Characterising users experience and critical path in mobile applications
Date
2017-11-01Abstract
Users Quality of Experience (QoE) analysis is paramount for telcos to drive business, and for users to verify their SLAs with the operators. Over the years both academia and industry put a lot of efforts to define methodologies and create tools to monitor QoE. In particular, web traffic QoE analysis is a well understood and ``standardized'' research area, and a varied set of tools and metrics are available to understand how content is delivered. For instance, it is easy to capture the interaction of a browser with a website (e.g., as HAR objects), to inspect content delivery critical path via the download waterfall (e.g., via Chrome, or tools like WProf), or quantify webpage retrieval performance via page load time (PLT), or Google speed index.
These tools and techniques suit well fixed access networks but cannot be directly applied to analyze mobile user QoE. Indeed, most of mobile traffic is generated by large number of applications and do not resemble to traditional web browsing traffic. Also, mobile architectures are more complex than fixed infrastructures and their main performance bottleneck is latency. In this work, we consider QoE for mobile applications by focusing on network level metrics and taking into account application level information. The main goal is to identify network activities (as DNS lookup, TCP and TLS handshake, content download, etc.) which are bottlenecks for application performance and propose countermeasures. To achieve this objective we combine active and passive on-device measurements.

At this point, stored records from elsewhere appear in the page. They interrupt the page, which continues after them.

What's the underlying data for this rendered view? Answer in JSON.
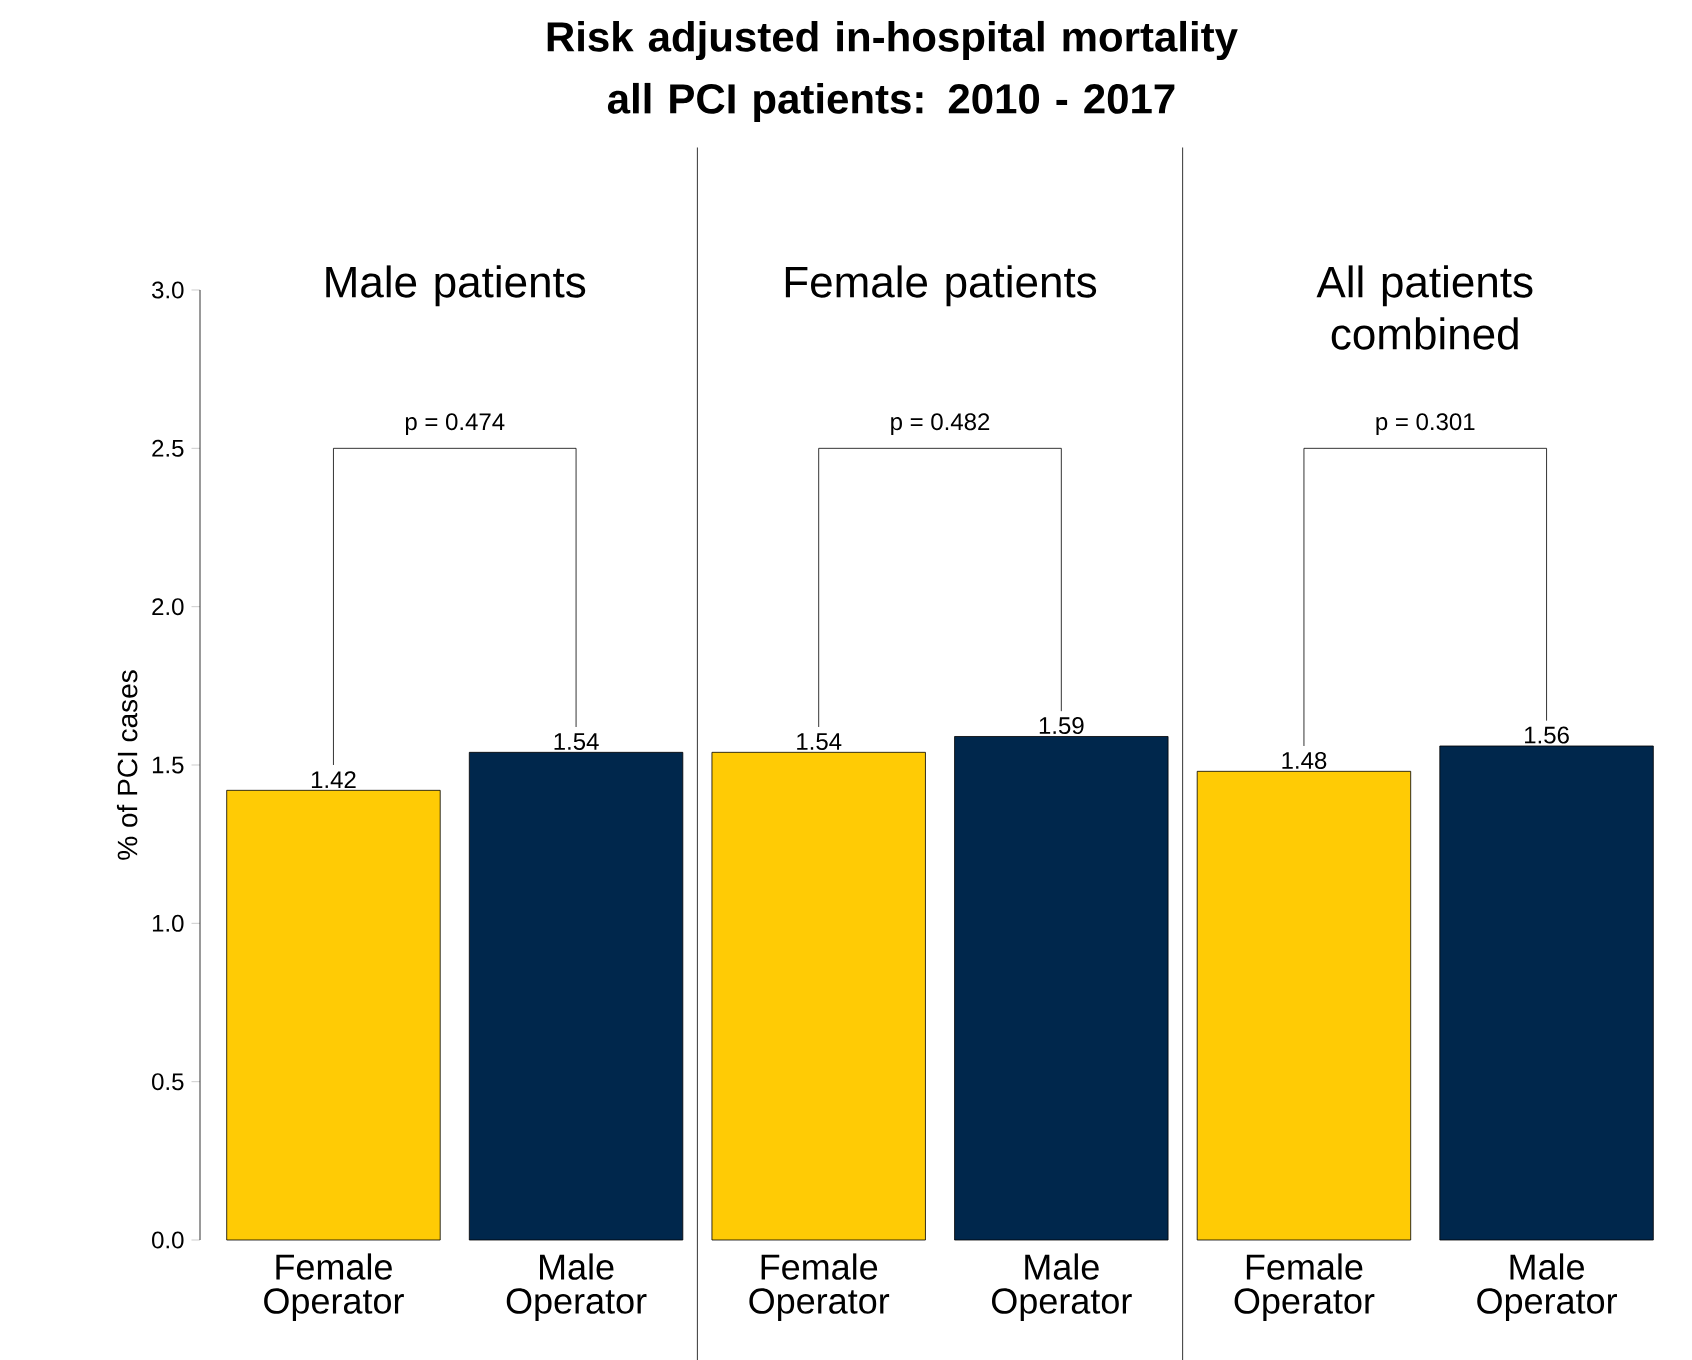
{
  "chart_data": {
    "type": "bar",
    "title": "Risk adjusted in-hospital mortality all PCI patients: 2010 - 2017",
    "ylabel": "% of PCI cases",
    "categories": [
      "Female Operator",
      "Male Operator",
      "Female Operator",
      "Male Operator",
      "Female Operator",
      "Male Operator"
    ],
    "values": [
      1.42,
      1.54,
      1.54,
      1.59,
      1.48,
      1.56
    ],
    "colors": [
      "#ffcb05",
      "#00274c",
      "#ffcb05",
      "#00274c",
      "#ffcb05",
      "#00274c"
    ],
    "ylim": [
      0,
      3
    ],
    "yticks": [
      {
        "value": 0,
        "label": "0.0"
      },
      {
        "value": 0.5,
        "label": "0.5"
      },
      {
        "value": 1,
        "label": "1.0"
      },
      {
        "value": 1.5,
        "label": "1.5"
      },
      {
        "value": 2,
        "label": "2.0"
      },
      {
        "value": 2.5,
        "label": "2.5"
      },
      {
        "value": 3,
        "label": "3.0"
      }
    ],
    "data_labels": true,
    "annotations": [
      "Male patients",
      "Female patients",
      "All patients combined",
      "p = 0.474",
      "p = 0.482",
      "p = 0.301"
    ]
  }
}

On the one hand, we developed an app that leverages the Android VPN APIs (i.e., it does not require rooted devices) to monitor network traffic, while collecting also info about user activity with the device. This enable us to analyze mobile apps traffic in different scenarios (e.g., application startup, application in background/foreground without user activity, user interaction) and develop techniques to reconstruct the networking waterfall for each of them, similarly to what is currently possible for generic web browsing traffic. However, we envision a generic mobile device system component capable to inspect all traffic, and possibly tapping into user engagement (e.g., interactivity with the screen). By analysing the waterfall we aim to identify activities constituting the critical path for each scenario and application.
On the other hand, the monitoring app allows to schedule active experiments. This allows us to define a comparison baseline to contrast against other analysis, as well as further diagnose problems when the waterfall analysis suggests there may be a bottleneck.
In the poster, we present the methodology and preliminary results on a small set of applications in a testbed with real devices.